2022 Offseason Questions: Does Antonio Brown ‘Deserve’ To Retire A Steeler?

The Pittsburgh Steelers’ 2021 season is over, already eliminated from the postseason after suffering a 42-21 loss at the hands of Patrick Mahomes and the Kansas City Chiefs. They just barely made the postseason with a 9-7-1 record and a little help from their friends.

This is an offseason of major change, with the retirement of Ben Roethlisberger, the possible retirement of general manager Kevin Colbert, and the decisions about the futures of many important players to be made, such as Joe Haden, Stephon Tuitt, JuJu Smith-Schuster, and others—some already decided, some not.

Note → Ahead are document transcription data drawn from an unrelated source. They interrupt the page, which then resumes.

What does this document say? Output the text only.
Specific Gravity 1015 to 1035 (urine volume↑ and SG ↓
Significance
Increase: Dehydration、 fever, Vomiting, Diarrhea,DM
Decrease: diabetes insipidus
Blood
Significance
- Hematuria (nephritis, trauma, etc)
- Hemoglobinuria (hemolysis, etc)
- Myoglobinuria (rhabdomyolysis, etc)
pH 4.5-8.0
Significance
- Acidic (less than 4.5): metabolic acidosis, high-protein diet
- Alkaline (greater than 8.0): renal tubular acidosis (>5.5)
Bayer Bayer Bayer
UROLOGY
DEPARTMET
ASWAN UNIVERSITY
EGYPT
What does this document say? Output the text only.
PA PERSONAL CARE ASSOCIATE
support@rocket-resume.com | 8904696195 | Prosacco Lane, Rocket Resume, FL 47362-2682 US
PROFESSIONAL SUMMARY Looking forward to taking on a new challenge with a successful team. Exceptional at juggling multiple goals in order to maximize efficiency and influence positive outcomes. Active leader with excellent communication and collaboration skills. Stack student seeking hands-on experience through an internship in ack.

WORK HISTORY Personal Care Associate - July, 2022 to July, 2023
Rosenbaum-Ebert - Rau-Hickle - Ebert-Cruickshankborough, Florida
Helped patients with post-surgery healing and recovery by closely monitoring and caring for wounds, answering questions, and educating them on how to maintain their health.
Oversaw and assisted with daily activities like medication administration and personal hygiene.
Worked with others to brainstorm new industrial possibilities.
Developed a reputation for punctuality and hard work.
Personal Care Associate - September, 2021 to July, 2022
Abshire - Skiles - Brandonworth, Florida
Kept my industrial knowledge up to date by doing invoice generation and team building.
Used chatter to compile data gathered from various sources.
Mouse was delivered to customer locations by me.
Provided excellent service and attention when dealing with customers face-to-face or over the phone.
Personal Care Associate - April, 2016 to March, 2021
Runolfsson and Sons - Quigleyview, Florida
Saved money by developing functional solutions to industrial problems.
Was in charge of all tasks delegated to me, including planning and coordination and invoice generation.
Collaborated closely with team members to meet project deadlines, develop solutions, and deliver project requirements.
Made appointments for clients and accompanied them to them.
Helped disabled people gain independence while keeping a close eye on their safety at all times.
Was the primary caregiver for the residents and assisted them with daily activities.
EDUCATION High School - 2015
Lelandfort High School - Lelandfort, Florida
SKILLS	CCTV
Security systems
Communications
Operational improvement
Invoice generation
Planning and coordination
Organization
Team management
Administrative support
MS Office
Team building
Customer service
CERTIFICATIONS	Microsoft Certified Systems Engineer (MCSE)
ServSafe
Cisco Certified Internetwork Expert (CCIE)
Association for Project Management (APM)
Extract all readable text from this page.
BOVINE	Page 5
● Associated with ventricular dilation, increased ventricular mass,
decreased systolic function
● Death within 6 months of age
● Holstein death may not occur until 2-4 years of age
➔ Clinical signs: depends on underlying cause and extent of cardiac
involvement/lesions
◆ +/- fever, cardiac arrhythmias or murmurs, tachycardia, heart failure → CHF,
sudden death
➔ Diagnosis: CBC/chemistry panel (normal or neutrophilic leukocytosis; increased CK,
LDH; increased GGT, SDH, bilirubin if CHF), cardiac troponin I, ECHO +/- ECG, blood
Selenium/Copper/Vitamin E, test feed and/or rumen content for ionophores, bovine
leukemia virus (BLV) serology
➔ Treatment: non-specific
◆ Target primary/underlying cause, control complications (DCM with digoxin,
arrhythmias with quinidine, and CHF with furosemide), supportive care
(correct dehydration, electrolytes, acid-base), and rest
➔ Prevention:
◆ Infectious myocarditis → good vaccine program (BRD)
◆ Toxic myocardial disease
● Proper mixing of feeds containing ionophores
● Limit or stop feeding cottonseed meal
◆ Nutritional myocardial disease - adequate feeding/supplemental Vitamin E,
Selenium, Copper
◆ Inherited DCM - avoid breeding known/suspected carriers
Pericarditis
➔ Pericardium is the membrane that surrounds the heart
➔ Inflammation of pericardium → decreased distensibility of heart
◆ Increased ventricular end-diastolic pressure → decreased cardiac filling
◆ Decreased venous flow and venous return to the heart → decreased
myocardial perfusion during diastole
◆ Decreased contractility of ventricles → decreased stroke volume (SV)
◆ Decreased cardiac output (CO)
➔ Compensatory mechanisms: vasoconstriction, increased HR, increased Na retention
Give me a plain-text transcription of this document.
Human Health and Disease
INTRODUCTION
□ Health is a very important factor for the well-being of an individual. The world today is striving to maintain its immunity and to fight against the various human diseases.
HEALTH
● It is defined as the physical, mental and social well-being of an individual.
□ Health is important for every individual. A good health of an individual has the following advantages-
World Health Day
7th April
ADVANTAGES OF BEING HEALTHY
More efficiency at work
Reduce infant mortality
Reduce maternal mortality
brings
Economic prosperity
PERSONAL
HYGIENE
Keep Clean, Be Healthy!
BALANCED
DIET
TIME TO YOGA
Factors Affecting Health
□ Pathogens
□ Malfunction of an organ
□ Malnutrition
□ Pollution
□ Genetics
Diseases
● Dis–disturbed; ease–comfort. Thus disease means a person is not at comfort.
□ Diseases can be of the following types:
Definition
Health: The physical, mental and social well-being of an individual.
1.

Aside from exploring their options at the quarterback position, the top global priority, once again, figures to be addressing the offensive line, which they did not do quite adequately enough a year ago. Dan Moore Jr. looks like he may have a future as a full-time starter, but Kendrick Green was clearly not ready. Chukwuma Okorafor was re-signed, but Trai Turner was not. James Daniels and Mason Cole were added in free agency.

These are the sorts of topics among many others that we have been exploring on a daily basis and will continue to do so. Football has become a year-round pastime and there is always a question to be asked. There is rarely a concrete answer, but this is your venue for exploring the topics we present through all their uncertainty.

Question: Does Antonio Brown ‘deserve’ to retire as a member of the Steelers?

The Steelers in many ways repeatedly bent over backwards to appease wide receiver Antonio Brown during his tenure with the organization, which drafted him in the sixth round all the way back in 2010. He developed into one of the best receivers in the game, yet his concerning behavior has left him a toxic commodity that has seen him released three times since forcing his way off Pittsburgh’s roster via trade in 2018.

Brown eventually resurfaced under his former offensive coordinator, Bruce Arians, and the Tampa Bay Buccaneers, earning a Super Bowl ring in 2020 with Tom Brady at quarterback. He showed that year that he still had the talent to play at a high level. He showed last year that he doesn’t have the maturity to, however, and he ended up being fired in-game in a remarkable moment.

Still unsigned, Brown Tweeted yesterday that he wants to retire as a Steeler, though he made clear that he wasn’t looking for a job with the Steelers—just stating that, whenever he retires, he wanted to do so where he started, on a one-day contract sort of deal.

Pittsburgh has accommodated some former players in the past with such a request, including Santonio Holmes, another former wide receiver whom they traded in part because of his behavior—but also because they weren’t going to pay him the year after.

Given his dueling legacies on and off the field, does Antonio Brown ‘deserve’ the retire as a member of the Steelers, assuming that that is his genuine wish? There isn’t an objective answer to that question, and I imagine there will be a variety of opinions. But I think I can guess what the Steelers’ opinion is. At least if he plans to retire any time soon.